Bologna, 22 lug. – La Commissione giustizia della Camera ha licenziato la proposta di introduzione nel codice penale del reato di depistaggio. Il primo firmatario della proposta è Paolo Bolognesi, deputato Pd e presidente dei famigliari delle vittime della strage del 2 agosto.
Proprio lo scorso anno, dal palco delle celebrazioni del 33 esimo anniversario della strage alla Stazione, Bolognesi e i famigliari delle vittime avevano chiesto con forza l’introduzione di questa fattispecie di reato. Dopo il licenziamento di oggi da parte della Commissione, il primo sì della Camera potrebbe arrivare entro il prossimo 2 agosto.
“E’ un grosso risultato- dice Bolognesi- anche perché sono quattro legislature che si provava ad inserire questo reato nel codice penale ma non ci si è mai riusciti. Forse è la volta buona”. “Il depistaggio in sé è stato l’arma di distruzione- prosegue il parlamentare democratico- dei vari processi di mafia e terrorismo”. Secondo Bolognesi l’introduzione di questa fattispecie è da un lato uno strumento in più nelle mani dei magistrati, ma dall’altro serve come deterrente per chi eventualmente volesse interferire con le indagini.

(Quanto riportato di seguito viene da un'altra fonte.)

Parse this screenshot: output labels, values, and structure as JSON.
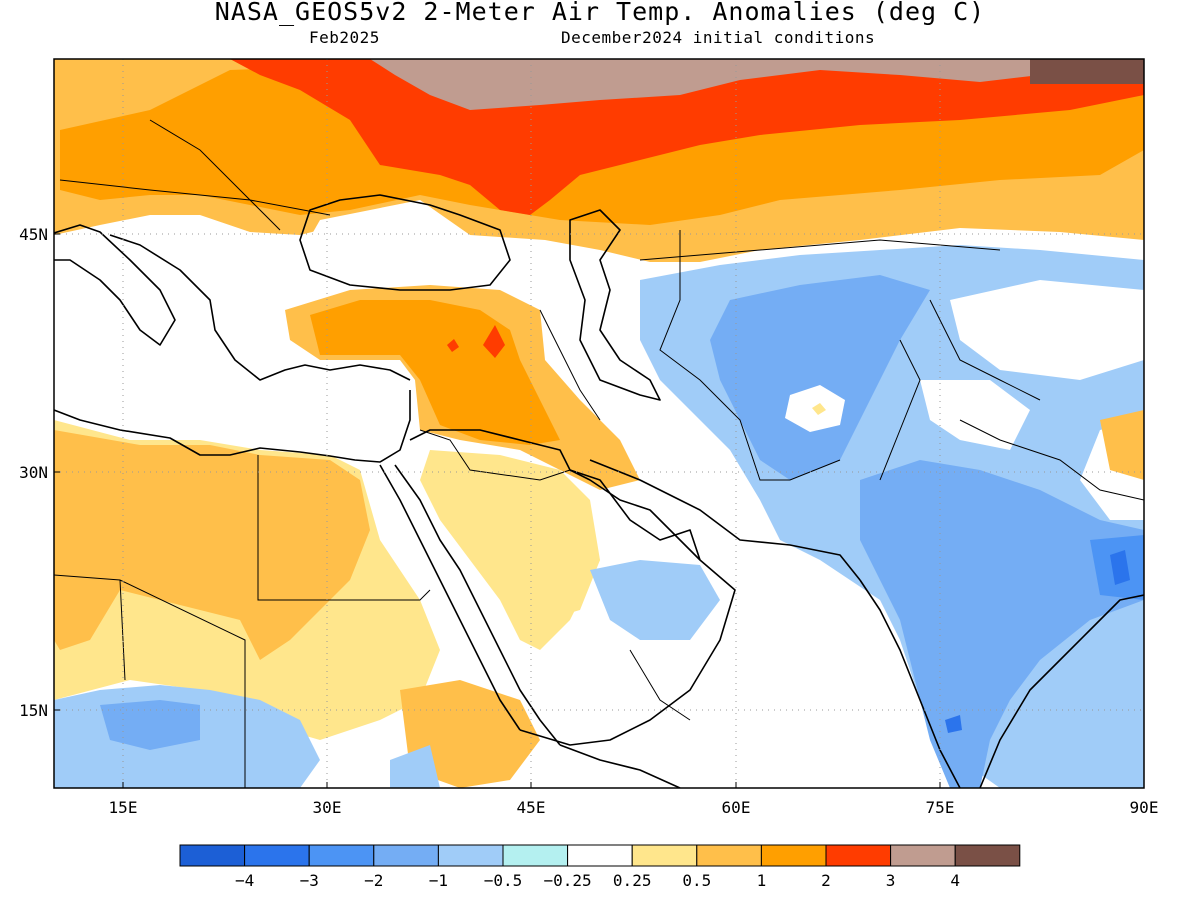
{
  "title": "NASA_GEOS5v2 2-Meter Air Temp. Anomalies (deg C)",
  "subtitle_left": "Feb2025",
  "subtitle_right": "December2024 initial conditions",
  "map": {
    "region": "Middle East / South Asia",
    "lon_range": [
      10,
      90
    ],
    "lat_range": [
      10,
      55
    ],
    "x_ticks": [
      "15E",
      "30E",
      "45E",
      "60E",
      "75E",
      "90E"
    ],
    "y_ticks": [
      "45N",
      "30N",
      "15N"
    ],
    "gridlines": "dotted",
    "coastlines": true,
    "country_borders": true
  },
  "colorbar": {
    "colors": [
      "#1c5fd6",
      "#2b74ec",
      "#4c94f4",
      "#74adf4",
      "#a0ccf8",
      "#b4f0f0",
      "#ffffff",
      "#ffe68c",
      "#ffbf4a",
      "#ff9f00",
      "#ff3c00",
      "#c09c90",
      "#7a5046"
    ],
    "labels": [
      "−4",
      "−3",
      "−2",
      "−1",
      "−0.5",
      "−0.25",
      "0.25",
      "0.5",
      "1",
      "2",
      "3",
      "4"
    ]
  },
  "anomaly_regions": [
    {
      "name": "northern-russia",
      "level": "3 to 4",
      "color": "#c09c90"
    },
    {
      "name": "russia-kazakhstan-band",
      "level": "2 to 3",
      "color": "#ff3c00"
    },
    {
      "name": "eastern-europe",
      "level": "1 to 2",
      "color": "#ff9f00"
    },
    {
      "name": "turkey-iraq",
      "level": "1 to 2",
      "color": "#ff9f00"
    },
    {
      "name": "north-africa",
      "level": "0.5 to 1",
      "color": "#ffbf4a"
    },
    {
      "name": "arabia-sudan",
      "level": "0.25 to 0.5",
      "color": "#ffe68c"
    },
    {
      "name": "central-asia",
      "level": "−1 to −0.5",
      "color": "#a0ccf8"
    },
    {
      "name": "afghanistan-pakistan",
      "level": "−2 to −1",
      "color": "#74adf4"
    },
    {
      "name": "india",
      "level": "−2 to −1",
      "color": "#74adf4"
    },
    {
      "name": "bangladesh",
      "level": "−3 to −2",
      "color": "#4c94f4"
    },
    {
      "name": "east-africa",
      "level": "−1 to −0.5",
      "color": "#a0ccf8"
    }
  ]
}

Il nuovo articolo proposto da Bolognesi va a sostituire quasi del tutto il vecchio reato della “frode processuale” che, come spiega il presidente dei famigliari delle vittime, “ha confini molto labili con il depistaggio”. La ragione, come spiega Bolognesi, è quella di “evitare che si possano applicare le pene più leggere, previste per la frode, la cui condanna massima è a tre anni”. Invece, per il depistaggio gli anni vanno da 4 a 8, aumentati della metà nel caso in cui a commetterlo sia stato un pubblico ufficiale. Inoltre, anche la condanna al minimo della pena, spiega ancora Bolognesi, comporta l’interdizione perpetua dai pubblici uffici. Infine, la prescrizione è fissata in 20 anni.